ROANOKE TIMES

                         Roanoke Times
                 Copyright (c) 1995, Landmark Communications, Inc.

DATE: FRIDAY, May 27, 1994                   TAG: 9405270100
SECTION: CURRENT                    PAGE: NRV-2   EDITION: NEW RIVER CURRENT 
SOURCE: By BRIAN KELLEY STAFF WRITER
DATELINE: PRICES FORK                                LENGTH: Medium


NEW TRASH SITE LAUDED IN COUNTY

Montgomery County officials dedicated their showpiece trash and recycling collection site Wednesday with a ceremonial tossing o' the garbage bags.

As a small crowd looked on, County Administrator Betty Thomas and Supervisors Joe Gorman and Henry Jablonski threw three bags of trash into Montgomery's brand new compactor located at its first "staffed, consolidated solid waste disposal site."

Then part-time operator Harold Cherry, a retired deputy sheriff of 14 years experience, pushed a button. The machine rumbled to life and shoved the bags into a large container that will be disconnected from the compactor and trucked about once a week to the Mid-County Landfill.

The compactor and container hold the same amount of refuse as 12 of the "green boxes" the county uses in its rural areas. But none of those 250 green containers spread over more than 65 sites across Montgomery are staffed like the new Prices Fork site.

"This is a massive improvement," said Tim Myers, the county's recycling coordinator. Keeping it manned keeps it clean. There's no loose, windblown trash; there's no illegal dumping.

Located just downhill from the small village of Prices Fork, the fenced, 7.5 acre site opened in November. But the county waited to dedicate it until the last piece of equipment, the $15,000 compactor, was in place last week.

Aside from trash, the collection station has bins for recycling cardboard, paper, cans, plastic and glass. The attendants will also accept used motor oil and car batteries, and, for a small fee, household appliances such as refrigerators, ovens and so forth.

The station is open seven days a week for 12 hours a day. Developing it cost $20,000 for the land and another $100,000 for equipment and construction, spread over two years, estimated Tim McCoy, the county's superintendent of public works.

Paying the three part-time attendants will cost the county approximately $20,000 in the coming budget year. But, county officials say, the consolidated site saves money by reducing the number of runs per week to the landfill and reducing the number of green-box sites required.

Cost dissuaded the Board of Supervisors from committing to building a second staffed site on the other end of the county in the next year.
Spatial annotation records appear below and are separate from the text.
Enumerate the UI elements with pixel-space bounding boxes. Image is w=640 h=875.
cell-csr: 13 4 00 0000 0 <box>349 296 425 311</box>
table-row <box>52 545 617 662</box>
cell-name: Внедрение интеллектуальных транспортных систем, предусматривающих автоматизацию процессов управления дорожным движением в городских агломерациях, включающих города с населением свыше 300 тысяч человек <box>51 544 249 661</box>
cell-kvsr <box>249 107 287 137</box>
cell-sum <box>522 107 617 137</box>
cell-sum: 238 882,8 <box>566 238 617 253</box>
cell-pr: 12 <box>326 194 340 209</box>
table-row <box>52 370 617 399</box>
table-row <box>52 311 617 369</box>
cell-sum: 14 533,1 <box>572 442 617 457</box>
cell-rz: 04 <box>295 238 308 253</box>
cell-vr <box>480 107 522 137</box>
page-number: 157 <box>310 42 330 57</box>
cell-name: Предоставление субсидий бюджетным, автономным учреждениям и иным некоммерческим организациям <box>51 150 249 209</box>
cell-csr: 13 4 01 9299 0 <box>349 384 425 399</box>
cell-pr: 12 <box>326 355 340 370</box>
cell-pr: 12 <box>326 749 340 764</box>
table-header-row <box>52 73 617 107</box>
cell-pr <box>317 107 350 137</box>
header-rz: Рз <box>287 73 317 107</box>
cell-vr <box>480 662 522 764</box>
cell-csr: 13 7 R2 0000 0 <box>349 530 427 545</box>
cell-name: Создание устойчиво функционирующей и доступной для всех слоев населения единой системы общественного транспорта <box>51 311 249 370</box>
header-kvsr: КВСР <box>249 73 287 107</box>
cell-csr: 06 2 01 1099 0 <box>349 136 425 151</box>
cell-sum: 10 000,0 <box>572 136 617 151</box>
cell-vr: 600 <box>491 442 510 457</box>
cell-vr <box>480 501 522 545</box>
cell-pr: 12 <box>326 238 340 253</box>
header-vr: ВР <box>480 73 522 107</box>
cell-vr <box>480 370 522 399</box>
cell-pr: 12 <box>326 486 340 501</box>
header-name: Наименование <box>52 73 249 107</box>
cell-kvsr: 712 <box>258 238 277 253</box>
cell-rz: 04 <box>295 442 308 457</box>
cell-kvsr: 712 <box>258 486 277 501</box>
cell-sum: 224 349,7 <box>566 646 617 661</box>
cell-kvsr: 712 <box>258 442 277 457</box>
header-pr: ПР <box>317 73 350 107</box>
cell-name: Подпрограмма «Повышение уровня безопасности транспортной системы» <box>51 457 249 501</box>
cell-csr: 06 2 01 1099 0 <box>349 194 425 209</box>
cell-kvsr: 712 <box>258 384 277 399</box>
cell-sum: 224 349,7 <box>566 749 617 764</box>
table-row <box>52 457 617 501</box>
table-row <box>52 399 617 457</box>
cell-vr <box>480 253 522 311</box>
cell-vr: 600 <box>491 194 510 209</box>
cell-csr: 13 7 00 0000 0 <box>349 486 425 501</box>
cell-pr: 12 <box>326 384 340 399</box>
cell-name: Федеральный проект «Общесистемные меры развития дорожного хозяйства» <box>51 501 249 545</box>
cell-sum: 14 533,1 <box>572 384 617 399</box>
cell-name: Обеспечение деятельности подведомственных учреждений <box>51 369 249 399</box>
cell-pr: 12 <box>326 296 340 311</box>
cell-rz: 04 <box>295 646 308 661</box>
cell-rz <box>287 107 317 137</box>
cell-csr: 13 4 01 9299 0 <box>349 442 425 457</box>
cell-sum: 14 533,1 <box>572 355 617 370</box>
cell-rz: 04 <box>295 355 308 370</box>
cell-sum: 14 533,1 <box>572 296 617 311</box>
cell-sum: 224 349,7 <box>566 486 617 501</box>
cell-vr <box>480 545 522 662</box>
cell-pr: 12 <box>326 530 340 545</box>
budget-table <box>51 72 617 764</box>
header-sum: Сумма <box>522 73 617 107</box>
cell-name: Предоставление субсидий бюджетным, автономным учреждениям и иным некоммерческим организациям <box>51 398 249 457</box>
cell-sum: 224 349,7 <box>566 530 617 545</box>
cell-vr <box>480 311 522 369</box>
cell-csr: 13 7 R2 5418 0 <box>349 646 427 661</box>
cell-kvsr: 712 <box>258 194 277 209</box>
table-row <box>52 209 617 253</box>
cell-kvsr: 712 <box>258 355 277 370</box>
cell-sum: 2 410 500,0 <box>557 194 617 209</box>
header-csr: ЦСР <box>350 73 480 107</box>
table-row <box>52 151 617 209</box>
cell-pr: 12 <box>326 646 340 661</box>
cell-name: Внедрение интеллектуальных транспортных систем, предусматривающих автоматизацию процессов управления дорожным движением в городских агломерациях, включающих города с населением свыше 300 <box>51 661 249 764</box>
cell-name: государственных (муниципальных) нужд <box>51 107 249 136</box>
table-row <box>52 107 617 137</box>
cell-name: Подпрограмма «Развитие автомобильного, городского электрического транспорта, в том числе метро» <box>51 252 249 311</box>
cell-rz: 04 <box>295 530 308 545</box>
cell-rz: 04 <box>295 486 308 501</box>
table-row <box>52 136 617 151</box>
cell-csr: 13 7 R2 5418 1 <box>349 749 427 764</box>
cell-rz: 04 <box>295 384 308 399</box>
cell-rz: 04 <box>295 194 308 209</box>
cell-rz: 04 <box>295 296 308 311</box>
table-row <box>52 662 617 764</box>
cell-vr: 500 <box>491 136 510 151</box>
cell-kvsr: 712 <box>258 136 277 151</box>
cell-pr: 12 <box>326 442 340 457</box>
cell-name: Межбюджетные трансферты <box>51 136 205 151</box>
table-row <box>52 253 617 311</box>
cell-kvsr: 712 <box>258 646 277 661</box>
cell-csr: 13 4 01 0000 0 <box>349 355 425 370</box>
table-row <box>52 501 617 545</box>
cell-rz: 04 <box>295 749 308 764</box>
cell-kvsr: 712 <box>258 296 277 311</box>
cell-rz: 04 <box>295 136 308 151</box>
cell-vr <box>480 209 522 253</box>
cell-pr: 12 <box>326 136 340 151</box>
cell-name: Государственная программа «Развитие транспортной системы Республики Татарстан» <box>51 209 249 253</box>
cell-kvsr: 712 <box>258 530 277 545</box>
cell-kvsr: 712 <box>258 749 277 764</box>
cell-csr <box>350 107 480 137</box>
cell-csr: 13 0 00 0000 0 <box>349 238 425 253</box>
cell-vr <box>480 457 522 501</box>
Facing the first tax increase in three years, the supervisors eliminated $78,000 from the budget beginning July 1 that would have gone to develop another collection center at the county industrial park in Elliston. The price would be lower there because the county already owns the land.

Some items cannot be dropped off at the Prices Fork site. They include: tires, brush, liquid waste, pesticides, insecticides and drummed or canned waste. Tires and brush can be taken to the Mid-County Landfill for shredding and mulching.